I find myself grabbing not at minutes but at seconds…wanting to catch every word, every look, every moment with my children and grand baby and those I love. But time has a way of zooming on by whether we hold on with both hands or not. And my views on life have changed over the years to where what was once important…no longer is. What I cherish now money can not buy. I love this quote below for I have found that it is so true.

image from

July 20, 2012 - Posted by | Uncategorized | , , , , , ,


  1. Good thoughts. You are entitled to ramble as much as you want. I remember my great grandfather who was in the Civil War who died when I was eight. He was in the army hospital in Washington DC at time of Lincoln’s second anuguration and attended the ceremony. Surely someone in the audience that day if they were about 85+ remembered the beginning of our country. My son said he first realized how young is the age of our country when he was in Germany and the bottle of beer was labeled, “established in 1342”.

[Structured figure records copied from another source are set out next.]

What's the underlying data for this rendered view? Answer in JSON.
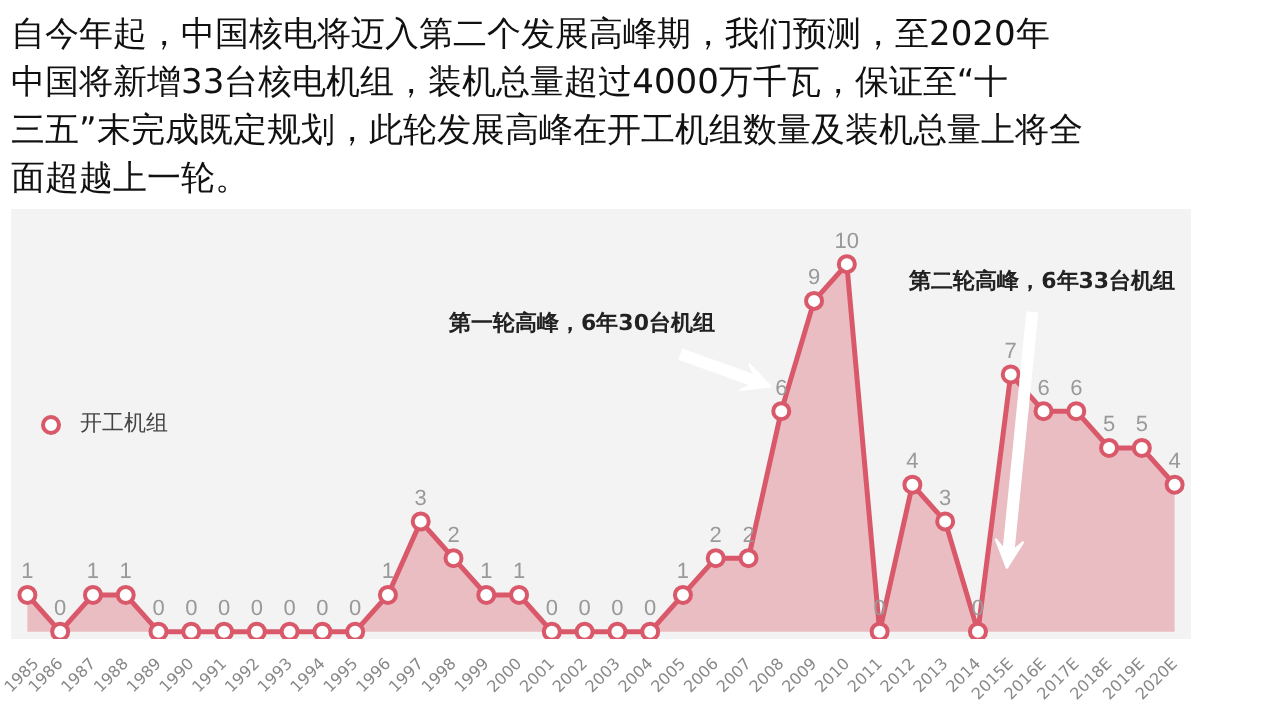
{
  "chart_data": {
    "type": "area",
    "title": "自今年起，中国核电将迈入第二个发展高峰期，我们预测，至2020年中国将新增33台核电机组，装机总量超过4000万千瓦，保证至“十三五”末完成既定规划，此轮发展高峰在开工机组数量及装机总量上将全面超越上一轮。",
    "categories": [
      "1985",
      "1986",
      "1987",
      "1988",
      "1989",
      "1990",
      "1991",
      "1992",
      "1993",
      "1994",
      "1995",
      "1996",
      "1997",
      "1998",
      "1999",
      "2000",
      "2001",
      "2002",
      "2003",
      "2004",
      "2005",
      "2006",
      "2007",
      "2008",
      "2009",
      "2010",
      "2011",
      "2012",
      "2013",
      "2014",
      "2015E",
      "2016E",
      "2017E",
      "2018E",
      "2019E",
      "2020E"
    ],
    "series": [
      {
        "name": "开工机组",
        "color": "#d9596a",
        "values": [
          1,
          0,
          1,
          1,
          0,
          0,
          0,
          0,
          0,
          0,
          0,
          1,
          3,
          2,
          1,
          1,
          0,
          0,
          0,
          0,
          1,
          2,
          2,
          6,
          9,
          10,
          0,
          4,
          3,
          0,
          7,
          6,
          6,
          5,
          5,
          4
        ]
      }
    ],
    "annotations": [
      "第一轮高峰，6年30台机组",
      "第二轮高峰，6年33台机组"
    ],
    "data_labels": true,
    "marker": "circle",
    "legend": "left"
  }
}
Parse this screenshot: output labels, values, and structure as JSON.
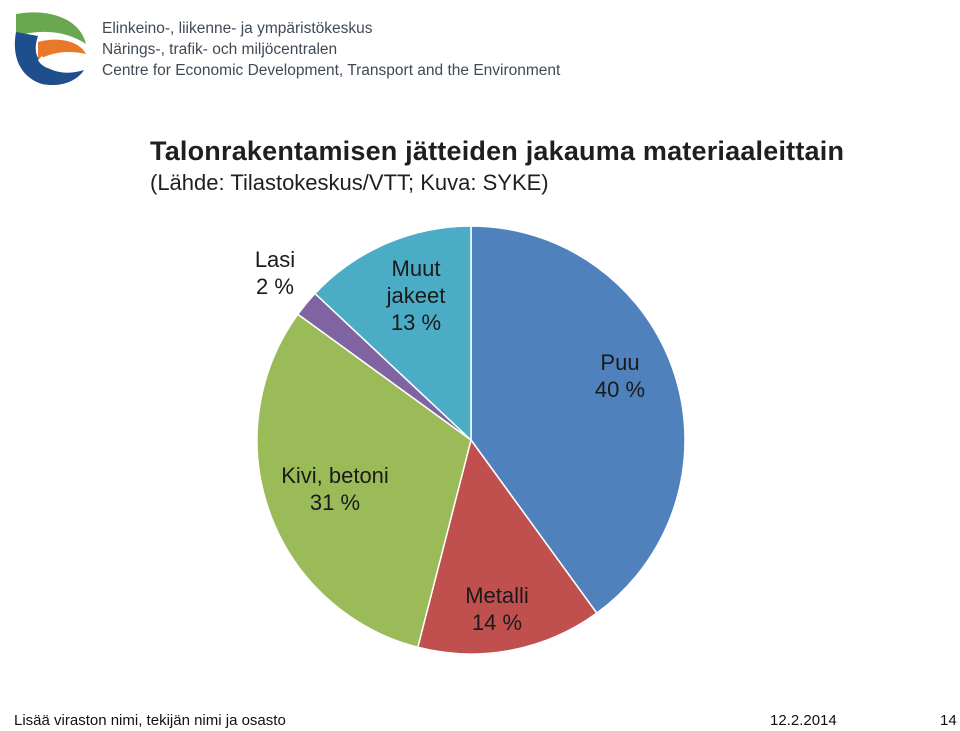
{
  "header": {
    "org_lines": [
      "Elinkeino-, liikenne- ja ympäristökeskus",
      "Närings-, trafik- och miljöcentralen",
      "Centre for Economic Development, Transport and the Environment"
    ],
    "logo_colors": {
      "green": "#6aa84f",
      "orange": "#e8782a",
      "blue": "#1f4e8c"
    }
  },
  "chart_data": {
    "type": "pie",
    "title": "Talonrakentamisen jätteiden jakauma materiaaleittain",
    "subtitle": "(Lähde: Tilastokeskus/VTT; Kuva: SYKE)",
    "slices": [
      {
        "label_lines": [
          "Puu",
          "40 %"
        ],
        "value": 40,
        "color": "#4f81bd"
      },
      {
        "label_lines": [
          "Metalli",
          "14 %"
        ],
        "value": 14,
        "color": "#c0504d"
      },
      {
        "label_lines": [
          "Kivi, betoni",
          "31 %"
        ],
        "value": 31,
        "color": "#9bbb59"
      },
      {
        "label_lines": [
          "Lasi",
          "2 %"
        ],
        "value": 2,
        "color": "#8064a2"
      },
      {
        "label_lines": [
          "Muut",
          "jakeet",
          "13 %"
        ],
        "value": 13,
        "color": "#4bacc6"
      }
    ]
  },
  "footer": {
    "left_text": "Lisää viraston nimi, tekijän nimi ja osasto",
    "date": "12.2.2014",
    "page_number": "14"
  }
}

    Comment by Ann | July 20, 2012 | Reply

    • I really realized when I went to Italy and there is so much long history there that the buildings and I realized why we have such bland architecture here. Very young country indeed. 🙂

      Comment by danLrene ©2011 | July 22, 2012 | Reply

  2. Wow you really made me think, my gram lived 100 yrs and six days and died at her own home in her own bed and the things she told me growing up that she experienced was well worth listening too. I also have a picture of my grandfather and his mother in a covered wagon drawn by 2 horses when he was about 9-10. I have tried to copy it but unable to get it to come out clear enough on my timeline. But isn’t it a wish that we had listened more and maybe even recorded what they had to say about life then. To think our grandparents lived thru the depression, the dust bowl, 2 world wars, womens right to vote, sufferage . just amazing isn’t it?
    Everytime I read your blog I am inspired and my first year home after getting sick not only did I face my own mortality but to this day I thank God for letting me survive and lettting me realize what is important and what is not. thank you for being here and sharing your beautiful heart.

    Comment by lenwilliamscarver | July 20, 2012 | Reply

    • oh yes..I wish I had recorded all the stories. I was the one interested in genealogy from way back. I think about family and my heritage and their strength. Son and I often talk about it here doing the gardening because we wonder how did those pioneers do takes all son can do and he is lucky he has a water hose. hugs and thank you for your sweet words.